Em um cenário sombrio, as experiências de várias pessoas se cruzam. Kaio, um homem de 42 anos, relembra uma noite fatídica em julho quando o toque do seu celular trouxe promessas de ganhos. O entusiasmo inicial rapidamente se transformou em desespero ao perder, em poucos minutos, R$ 5 mil – uma quantia emprestada por um amigo para quitar dívidas com agiotas, geradas por apostas anteriores.
Enquanto sua esposa e filhos – de 4 e 10 anos – dormiam em um singelo lar no Distrito Federal, Kaio vagava pela casa, sentindo o chão se abrir sob seus pés. O momento não parecia um pesadelo, mas a realidade das dívidas o assombrava, levando-o a considerar mais apostas na esperança de recuperar suas perdas.
Impacto nas Relações
Após perder a noção do tempo, Kaio se deu conta de que havia passado horas envolvido em suas apostas, completamente alheio ao mundo ao seu redor. O vício em jogos de azar, conhecido como ludopatia, se manifestava de forma intensa, especialmente após a morte de seu pai, que lhe deixou uma profunda depressão.
Por conta do vício, Kaio vendeu seu carro e em seguida os móveis, até que precisou desocupar sua casa, informando a esposa apenas dois dias antes da mudança. Com isso, veio não apenas a perda do lar, mas também o fim do casamento e da dignidade. Ele se vê agora dormindo em um dormitório alugado, no chão frio, em pedaços de papelão.

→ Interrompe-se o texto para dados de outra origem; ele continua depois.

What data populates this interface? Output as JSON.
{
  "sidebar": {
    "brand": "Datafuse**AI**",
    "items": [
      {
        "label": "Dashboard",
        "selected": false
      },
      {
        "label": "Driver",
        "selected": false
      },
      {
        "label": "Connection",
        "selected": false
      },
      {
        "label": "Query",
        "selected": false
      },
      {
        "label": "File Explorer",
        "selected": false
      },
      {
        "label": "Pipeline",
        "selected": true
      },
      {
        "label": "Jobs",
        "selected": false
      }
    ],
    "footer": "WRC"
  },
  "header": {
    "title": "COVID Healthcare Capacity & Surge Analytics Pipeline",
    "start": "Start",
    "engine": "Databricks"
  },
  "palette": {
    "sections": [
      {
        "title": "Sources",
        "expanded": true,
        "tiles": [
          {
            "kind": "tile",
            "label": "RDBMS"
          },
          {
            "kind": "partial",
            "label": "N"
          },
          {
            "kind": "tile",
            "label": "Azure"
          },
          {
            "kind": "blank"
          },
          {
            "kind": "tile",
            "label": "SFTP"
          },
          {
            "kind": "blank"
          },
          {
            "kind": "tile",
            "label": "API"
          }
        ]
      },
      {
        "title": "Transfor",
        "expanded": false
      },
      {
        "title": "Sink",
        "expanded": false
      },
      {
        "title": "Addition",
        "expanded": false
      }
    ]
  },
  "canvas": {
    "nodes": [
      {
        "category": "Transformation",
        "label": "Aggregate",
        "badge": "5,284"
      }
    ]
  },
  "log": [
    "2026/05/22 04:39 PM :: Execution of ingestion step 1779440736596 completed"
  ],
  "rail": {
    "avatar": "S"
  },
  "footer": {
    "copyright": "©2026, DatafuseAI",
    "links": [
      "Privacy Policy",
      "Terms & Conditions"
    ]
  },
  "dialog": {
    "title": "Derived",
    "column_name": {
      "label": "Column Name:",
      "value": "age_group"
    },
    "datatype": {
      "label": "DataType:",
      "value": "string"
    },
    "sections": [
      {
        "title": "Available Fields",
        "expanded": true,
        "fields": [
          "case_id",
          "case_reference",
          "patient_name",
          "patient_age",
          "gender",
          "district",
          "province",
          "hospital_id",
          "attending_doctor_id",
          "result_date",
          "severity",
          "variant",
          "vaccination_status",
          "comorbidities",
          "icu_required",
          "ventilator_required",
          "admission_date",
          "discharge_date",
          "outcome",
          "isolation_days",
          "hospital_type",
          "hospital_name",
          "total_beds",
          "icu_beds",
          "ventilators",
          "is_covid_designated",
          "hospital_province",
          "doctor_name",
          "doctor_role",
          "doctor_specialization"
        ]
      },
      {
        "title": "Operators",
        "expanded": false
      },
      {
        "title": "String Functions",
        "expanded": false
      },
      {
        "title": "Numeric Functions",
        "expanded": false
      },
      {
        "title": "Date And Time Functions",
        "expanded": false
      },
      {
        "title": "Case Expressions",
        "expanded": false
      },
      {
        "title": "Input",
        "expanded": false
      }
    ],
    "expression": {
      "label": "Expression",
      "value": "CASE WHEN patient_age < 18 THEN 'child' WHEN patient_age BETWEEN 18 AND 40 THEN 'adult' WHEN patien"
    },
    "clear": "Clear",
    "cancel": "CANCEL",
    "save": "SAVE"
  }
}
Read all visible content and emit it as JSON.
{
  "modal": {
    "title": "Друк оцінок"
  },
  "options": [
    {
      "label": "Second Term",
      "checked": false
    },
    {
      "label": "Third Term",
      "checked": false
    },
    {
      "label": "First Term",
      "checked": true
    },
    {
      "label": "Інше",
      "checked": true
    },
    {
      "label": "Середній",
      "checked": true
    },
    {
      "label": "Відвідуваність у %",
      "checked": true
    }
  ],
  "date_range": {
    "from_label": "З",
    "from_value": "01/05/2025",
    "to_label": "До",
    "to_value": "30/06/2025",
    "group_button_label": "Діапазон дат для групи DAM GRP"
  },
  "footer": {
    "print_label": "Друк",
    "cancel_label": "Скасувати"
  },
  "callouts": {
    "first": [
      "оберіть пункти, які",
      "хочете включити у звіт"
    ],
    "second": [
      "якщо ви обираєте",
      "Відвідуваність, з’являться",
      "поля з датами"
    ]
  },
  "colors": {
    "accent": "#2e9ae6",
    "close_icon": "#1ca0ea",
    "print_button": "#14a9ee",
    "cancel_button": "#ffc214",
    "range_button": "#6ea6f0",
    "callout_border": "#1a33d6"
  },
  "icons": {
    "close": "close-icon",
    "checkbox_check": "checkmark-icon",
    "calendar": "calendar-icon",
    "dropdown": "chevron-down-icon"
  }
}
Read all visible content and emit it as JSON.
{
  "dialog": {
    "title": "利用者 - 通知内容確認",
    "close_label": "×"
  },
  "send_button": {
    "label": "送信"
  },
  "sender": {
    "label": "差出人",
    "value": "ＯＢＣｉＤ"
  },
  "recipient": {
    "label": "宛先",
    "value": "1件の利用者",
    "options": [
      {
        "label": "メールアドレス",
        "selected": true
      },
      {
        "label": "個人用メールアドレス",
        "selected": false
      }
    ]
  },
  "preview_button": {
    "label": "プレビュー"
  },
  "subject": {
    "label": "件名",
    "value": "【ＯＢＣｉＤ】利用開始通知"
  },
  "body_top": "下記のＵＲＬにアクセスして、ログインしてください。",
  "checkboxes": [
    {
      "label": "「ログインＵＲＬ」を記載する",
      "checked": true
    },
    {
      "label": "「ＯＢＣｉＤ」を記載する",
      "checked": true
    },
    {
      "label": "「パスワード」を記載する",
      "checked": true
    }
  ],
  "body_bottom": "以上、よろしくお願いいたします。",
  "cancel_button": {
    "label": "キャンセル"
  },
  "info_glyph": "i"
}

As dívidas superaram R$ 200 mil, e após deixar o emprego, ele buscou apoio em um Centro de Apoio Psicossocial (Caps), onde compartilha suas vivências em grupo.
“Os medicamentos e a terapia fazem com que eu não me sinta mais isolado”, desabafa, reconhecendo que essa batalha contra o vício é a mais difícil da sua vida.
Consequências da Vulnerabilidade
A psiquiatra Katia Branco, do Hospital das Clínicas de São Paulo, destaca que a vulnerabilidade social, especialmente entre as classes C e D, agrava o problema da ludopatia. Pessoas em situações difíceis estão suscetíveis a mensagens enganosas que prometem ganhos financeiros através das apostas, criando uma falsa esperança de um alívio financeiro.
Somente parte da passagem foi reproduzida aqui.